Fortunately, using fontquant, we can try to work this relationship out. (Spoiler: I haven’t got there yet, and would appreciate input. But I have some potentially interesting data.) We take a bunch of fonts with an opsz axis - I just happen to have the Google Fonts catalogue right here - and we plot the measured values from fontquant at different points on the axis and see if they tell us anything. Here are some things from Tim and Shoko’s book that we should be looking for. We expect smaller opsz to mean:

  • heavier weight: “Whenever consistency is an aim in designing optical sizes the weight needs to be increased in small sizes in order to maintain the overall perceived tone.”
  • reduced stroke contrast: “The most important - sometimes the only - adjustment in small sizes is the reduction of stroke contrast.”
  • wider letters: “The width of the letters generally needs to be increased for small sizes.”
  • larger x-height: “In the smaller sizes the x-height is increased very often.”
  • smaller extenders: “At the same time the ascenders and descenders are shortened.”
  • larger apertures: “…the increase of the lower case counter size in the smaller sizes.”
  • simplified shapes: “it is advisable to simplify the shapes in smaller sizes”
  • heavier serifs: “They should be given more weight in smaller sizes…”
  • looser spacing: “If the fonts are to be used predominantly in rather loose layouts like books, the default spacing should be looser than, for example, in fonts for newspaper headlines.”

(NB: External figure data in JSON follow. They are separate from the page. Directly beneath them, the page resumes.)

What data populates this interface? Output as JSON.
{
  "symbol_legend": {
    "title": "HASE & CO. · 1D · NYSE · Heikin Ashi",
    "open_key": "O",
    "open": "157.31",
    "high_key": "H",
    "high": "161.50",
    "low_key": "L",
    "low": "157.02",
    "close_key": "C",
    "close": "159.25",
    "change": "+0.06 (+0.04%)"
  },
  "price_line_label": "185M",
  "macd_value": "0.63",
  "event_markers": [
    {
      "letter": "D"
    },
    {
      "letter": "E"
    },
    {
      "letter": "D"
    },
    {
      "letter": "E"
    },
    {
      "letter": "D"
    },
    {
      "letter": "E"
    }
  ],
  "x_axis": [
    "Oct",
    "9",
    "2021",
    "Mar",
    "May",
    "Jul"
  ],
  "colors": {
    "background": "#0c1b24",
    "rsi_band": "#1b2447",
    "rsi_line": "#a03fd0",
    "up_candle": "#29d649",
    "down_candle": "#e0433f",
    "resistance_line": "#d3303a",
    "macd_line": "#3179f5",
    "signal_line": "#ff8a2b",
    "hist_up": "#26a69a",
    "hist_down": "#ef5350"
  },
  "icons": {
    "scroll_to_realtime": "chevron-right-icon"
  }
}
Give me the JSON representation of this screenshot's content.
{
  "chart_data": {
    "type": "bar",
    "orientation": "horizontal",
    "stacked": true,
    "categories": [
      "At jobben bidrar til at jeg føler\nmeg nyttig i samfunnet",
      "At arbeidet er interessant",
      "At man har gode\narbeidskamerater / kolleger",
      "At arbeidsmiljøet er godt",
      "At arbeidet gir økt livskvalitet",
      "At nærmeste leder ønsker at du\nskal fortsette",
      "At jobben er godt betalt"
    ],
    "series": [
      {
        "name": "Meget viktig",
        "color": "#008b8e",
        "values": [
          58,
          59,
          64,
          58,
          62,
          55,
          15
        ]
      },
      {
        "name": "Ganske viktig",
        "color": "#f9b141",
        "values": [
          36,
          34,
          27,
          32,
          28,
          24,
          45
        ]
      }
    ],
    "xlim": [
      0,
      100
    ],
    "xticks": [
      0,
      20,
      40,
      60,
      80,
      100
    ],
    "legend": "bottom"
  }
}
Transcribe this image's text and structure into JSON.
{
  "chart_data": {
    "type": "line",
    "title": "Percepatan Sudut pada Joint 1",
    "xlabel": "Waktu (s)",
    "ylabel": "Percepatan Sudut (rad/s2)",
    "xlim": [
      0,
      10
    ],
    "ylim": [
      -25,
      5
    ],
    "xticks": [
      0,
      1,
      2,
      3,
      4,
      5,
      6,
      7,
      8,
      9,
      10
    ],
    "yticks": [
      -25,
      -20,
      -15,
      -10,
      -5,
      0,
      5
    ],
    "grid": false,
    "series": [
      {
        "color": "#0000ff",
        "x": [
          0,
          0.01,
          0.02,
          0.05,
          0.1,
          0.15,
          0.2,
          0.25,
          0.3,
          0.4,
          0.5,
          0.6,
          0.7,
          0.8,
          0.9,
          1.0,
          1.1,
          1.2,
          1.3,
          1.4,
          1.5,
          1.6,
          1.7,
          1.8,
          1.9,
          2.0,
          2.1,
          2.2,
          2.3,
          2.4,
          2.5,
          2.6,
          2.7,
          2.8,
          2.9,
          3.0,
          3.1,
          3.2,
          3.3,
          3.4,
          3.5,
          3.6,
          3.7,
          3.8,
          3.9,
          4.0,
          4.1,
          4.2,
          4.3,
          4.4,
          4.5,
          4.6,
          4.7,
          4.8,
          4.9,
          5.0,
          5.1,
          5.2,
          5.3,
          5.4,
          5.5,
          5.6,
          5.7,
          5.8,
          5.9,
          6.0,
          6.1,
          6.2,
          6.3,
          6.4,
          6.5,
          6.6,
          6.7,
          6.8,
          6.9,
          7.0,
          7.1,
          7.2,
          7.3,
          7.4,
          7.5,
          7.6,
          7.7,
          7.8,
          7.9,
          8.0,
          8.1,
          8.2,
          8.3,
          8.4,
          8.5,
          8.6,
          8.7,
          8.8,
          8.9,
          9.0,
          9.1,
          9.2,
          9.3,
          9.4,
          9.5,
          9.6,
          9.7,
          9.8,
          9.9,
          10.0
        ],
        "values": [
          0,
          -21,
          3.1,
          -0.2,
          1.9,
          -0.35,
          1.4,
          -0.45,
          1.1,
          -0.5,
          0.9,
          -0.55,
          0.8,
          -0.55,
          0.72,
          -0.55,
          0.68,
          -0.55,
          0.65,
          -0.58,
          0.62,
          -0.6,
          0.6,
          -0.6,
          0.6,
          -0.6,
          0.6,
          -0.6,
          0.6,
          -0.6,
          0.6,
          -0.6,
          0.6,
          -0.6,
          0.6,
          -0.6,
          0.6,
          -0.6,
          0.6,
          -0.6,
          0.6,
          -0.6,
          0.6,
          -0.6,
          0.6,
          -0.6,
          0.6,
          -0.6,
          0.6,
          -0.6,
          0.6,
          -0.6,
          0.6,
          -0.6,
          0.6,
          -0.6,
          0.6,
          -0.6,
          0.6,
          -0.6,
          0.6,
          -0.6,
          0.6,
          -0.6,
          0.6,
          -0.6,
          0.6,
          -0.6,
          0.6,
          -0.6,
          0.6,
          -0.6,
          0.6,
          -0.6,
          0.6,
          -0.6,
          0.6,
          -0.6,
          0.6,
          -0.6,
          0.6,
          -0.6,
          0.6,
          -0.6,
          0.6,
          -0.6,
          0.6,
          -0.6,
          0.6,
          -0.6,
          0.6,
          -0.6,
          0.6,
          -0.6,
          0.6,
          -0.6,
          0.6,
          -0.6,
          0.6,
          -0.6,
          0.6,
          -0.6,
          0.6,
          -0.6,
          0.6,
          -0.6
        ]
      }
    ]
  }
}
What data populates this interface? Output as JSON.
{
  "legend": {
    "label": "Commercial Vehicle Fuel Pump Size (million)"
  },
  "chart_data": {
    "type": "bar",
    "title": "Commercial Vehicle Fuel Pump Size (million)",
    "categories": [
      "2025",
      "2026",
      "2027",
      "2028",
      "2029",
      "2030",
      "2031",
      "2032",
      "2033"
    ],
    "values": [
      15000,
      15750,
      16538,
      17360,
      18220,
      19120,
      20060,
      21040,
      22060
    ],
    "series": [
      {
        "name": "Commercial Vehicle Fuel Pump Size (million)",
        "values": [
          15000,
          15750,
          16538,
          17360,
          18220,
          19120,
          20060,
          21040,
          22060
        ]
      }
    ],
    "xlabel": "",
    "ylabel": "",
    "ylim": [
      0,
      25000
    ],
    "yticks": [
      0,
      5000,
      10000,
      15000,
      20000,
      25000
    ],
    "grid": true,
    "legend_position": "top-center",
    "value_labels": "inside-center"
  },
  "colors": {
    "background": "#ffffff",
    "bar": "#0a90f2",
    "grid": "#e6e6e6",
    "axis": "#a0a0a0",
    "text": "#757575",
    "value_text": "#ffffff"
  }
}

And now… let’s see the results. We plot optical size on the X axis, and other font features on the Y axis:

We’ll start with word space. In most fonts with an optical size axis, word space decreases as opsz increases. But in a few fonts (Bodoni Moda, Texturina, Literata), it does not change, and in Pathway Extreme, it increases.

Next we look at x-height. This is the most confusing one for me! In Newsreader and Roboto Serif, x height decreases up to opsz=20 or so, then starts increasing again. In Truculenta, it goes up; in Roboto Flex, Source Serif, Fraunces and Merriweather it decreases fairly linearly; in other fonts, it goes down.

Width is fairly consistent. In most designs, smaller sizes are wider. Usually the change over optical size is linear, although there are some designs which get dramatically wider in the very small optical sizes.

Stroke contrast again behaves reasonably well. For some fonts the contrast doesn’t change particularly much (warning: this may be due to the way that we’re measuring stroke contrast, which was not particularly easy), but if it does change, large sizes have more contrast.

Ascender height doesn’t really change. Sorry, Tim. What about weight?

This one broadly works as well. Fonts get heavier at small sizes and lighter at large sizes - most of the time.

But what about relating these values together? Is there some formula where we can plug in all the weight, stroke contrast, and parametric values and get an optical size value out? I’m not sure. I haven’t found an obvious one yet, although I have managed to train a regression model that claims to fit the data with R² = 0.90 on test (i.e. unseen) data. Which sounds good, but these things always sound good until you try them, though, and they seem to quickly fall apart afterwards.

I feel like there should be some kind of obvious relationship, given all we know about how optical sizes work. But maybe in practice, it isn’t as obvious as all that.